For starters, there’s federated data access. It’s an admitted departure for Informatica, which has long championed ETL (and related services, such as its SuperGlue metadata management offering) as the be-all-end-all of data integration. Not that company officials don’t continue to do so. “We’re hearing from our customers that [federation] is a stop-gap measure,” says Chong. “It’s a way they can temporarily expose data that’s siloed in resources; or if there’s an acquisition, it’s a way they can quickly expose data in [the acquired company’s] new systems. It’s for situations like that.” In the long run, Chong maintains, organizations will embrace full-blown data integration—with ETL as its centerpiece—to more robustly connect their enterprises.

“If you define EII as mere distributed or federated queries, then a long list of IT products can do EII, including just about every ETL tool, report server, and database management system out there.” said Philip Russom. “True EII runs these queries in real-time—not the overnight batches typical of ETL—and also provides a development environment for designing the virtual views of disparate data that the federated queries run against. The Zeus release introduces some of these capabilities to PowerCenter by embedding the EII kernel from Composite Software. More EII features will come in later releases.”

For TDWI’s definition of EII, click here:

Composite Software’s data federation technology also lets PowerCenter get at semi-structured and unstructured data, such as spreadsheets, email, word processing documents, presentations and .PDF documents. As a result, organizations can use PowerCenter to construct composite or virtual views of structured, semi-structured, or unstructured data.

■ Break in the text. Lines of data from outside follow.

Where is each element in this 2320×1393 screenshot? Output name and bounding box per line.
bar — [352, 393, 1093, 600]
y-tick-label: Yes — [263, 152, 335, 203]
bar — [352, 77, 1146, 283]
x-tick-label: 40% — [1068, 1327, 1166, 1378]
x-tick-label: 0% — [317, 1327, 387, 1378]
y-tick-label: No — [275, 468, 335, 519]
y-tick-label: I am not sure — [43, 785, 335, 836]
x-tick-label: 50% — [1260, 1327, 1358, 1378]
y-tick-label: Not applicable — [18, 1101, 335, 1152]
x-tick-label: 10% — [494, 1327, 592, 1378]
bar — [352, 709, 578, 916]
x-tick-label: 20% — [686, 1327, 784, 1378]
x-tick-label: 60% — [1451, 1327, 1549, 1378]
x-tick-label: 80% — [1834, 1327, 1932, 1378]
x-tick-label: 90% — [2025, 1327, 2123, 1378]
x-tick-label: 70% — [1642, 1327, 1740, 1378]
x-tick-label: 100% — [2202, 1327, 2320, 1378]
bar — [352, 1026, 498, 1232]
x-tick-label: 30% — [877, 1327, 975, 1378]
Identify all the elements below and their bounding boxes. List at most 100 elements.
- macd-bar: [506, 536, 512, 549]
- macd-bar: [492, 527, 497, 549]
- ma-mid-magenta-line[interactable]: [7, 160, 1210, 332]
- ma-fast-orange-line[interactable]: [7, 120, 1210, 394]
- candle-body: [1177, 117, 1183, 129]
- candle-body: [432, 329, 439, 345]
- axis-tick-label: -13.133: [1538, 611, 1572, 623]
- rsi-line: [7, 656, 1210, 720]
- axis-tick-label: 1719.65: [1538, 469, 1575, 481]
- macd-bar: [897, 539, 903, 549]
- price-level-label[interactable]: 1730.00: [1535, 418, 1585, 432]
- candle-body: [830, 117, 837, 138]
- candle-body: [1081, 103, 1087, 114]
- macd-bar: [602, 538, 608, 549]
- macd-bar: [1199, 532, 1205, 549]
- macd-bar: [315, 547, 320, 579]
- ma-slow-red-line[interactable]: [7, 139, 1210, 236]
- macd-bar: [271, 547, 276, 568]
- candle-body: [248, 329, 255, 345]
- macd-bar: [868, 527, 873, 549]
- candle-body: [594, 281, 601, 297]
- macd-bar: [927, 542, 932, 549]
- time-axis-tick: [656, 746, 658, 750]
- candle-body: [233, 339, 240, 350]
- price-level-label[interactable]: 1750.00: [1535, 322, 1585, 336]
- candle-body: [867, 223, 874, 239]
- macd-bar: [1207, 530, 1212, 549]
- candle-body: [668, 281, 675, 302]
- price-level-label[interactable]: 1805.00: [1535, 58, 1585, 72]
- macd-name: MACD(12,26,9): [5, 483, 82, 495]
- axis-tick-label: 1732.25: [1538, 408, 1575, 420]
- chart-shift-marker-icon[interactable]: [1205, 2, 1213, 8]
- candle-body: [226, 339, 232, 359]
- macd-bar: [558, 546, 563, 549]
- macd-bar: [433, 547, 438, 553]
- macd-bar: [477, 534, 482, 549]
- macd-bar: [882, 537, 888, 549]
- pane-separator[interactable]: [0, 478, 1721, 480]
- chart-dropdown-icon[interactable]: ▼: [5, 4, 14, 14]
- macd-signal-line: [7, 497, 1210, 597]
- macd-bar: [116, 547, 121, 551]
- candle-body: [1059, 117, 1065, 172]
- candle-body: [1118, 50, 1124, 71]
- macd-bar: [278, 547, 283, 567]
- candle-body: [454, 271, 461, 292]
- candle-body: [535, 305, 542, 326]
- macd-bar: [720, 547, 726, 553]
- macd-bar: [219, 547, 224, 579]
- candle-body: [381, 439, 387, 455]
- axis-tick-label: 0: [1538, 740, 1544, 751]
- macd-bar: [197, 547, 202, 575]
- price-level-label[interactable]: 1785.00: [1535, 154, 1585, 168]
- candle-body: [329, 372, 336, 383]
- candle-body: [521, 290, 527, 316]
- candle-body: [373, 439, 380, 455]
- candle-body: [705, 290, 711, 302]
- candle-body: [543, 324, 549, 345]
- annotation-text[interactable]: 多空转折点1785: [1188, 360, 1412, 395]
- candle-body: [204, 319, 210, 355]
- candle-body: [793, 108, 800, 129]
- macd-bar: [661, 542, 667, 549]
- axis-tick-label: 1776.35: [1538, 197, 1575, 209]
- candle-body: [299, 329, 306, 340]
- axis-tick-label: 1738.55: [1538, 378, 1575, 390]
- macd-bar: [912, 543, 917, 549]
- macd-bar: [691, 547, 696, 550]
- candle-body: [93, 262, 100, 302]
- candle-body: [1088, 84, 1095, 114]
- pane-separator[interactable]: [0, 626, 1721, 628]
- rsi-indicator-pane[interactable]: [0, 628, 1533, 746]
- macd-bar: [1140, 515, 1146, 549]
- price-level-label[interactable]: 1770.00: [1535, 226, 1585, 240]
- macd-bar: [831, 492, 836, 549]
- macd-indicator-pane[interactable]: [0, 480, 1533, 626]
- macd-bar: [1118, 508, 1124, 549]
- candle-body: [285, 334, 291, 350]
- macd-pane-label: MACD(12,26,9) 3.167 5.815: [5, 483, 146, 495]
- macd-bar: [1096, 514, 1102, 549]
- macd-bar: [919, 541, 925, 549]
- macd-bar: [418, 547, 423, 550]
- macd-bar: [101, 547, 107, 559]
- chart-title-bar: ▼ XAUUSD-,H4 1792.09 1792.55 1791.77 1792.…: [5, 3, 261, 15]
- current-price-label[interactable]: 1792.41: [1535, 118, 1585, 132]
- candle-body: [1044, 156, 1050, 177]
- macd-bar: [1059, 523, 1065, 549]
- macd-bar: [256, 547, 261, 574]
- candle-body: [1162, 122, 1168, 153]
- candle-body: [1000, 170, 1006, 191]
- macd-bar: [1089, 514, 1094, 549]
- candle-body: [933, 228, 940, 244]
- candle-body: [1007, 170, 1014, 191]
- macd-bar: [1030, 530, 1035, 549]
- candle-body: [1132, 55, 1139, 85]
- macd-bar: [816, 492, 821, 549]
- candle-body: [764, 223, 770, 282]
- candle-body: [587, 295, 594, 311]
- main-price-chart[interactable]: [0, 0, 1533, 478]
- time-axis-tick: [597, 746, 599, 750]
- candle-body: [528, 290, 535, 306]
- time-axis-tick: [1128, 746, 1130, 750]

They can mix traditional batch ETL data, trickle-feed or real-time ETL data, and live views of application-specific data via data federation technology.

Elsewhere, Chong says, PowerCenter 8 ships with improved availability features, such as failover capabilities. Like SAS’ Enterprise ETL tool, PowerCenter 8 will introduce improved support for grid computing, which can be used as a complement to traditional parallel processing. After all, ETL jobs that involve complex workflows or sophisticated transforms can almost certainly benefit from grid’s extra processing muscle. Other improvements include support for custom Java transformations, which lets organizations leverage existing Java libraries from within PowerCenter 8 while still exploiting Informatica’s metadata and data security capabilities.

Finally, PowerCenter 8 will support mapping templates that help increase ETL developer productivity by reducing repetitive tasks. They help automate the generation of process flow maps for common tasks, and they also support tools such as Microsoft Excel and Visio to help improve collaboration between ETL developers and business analysts.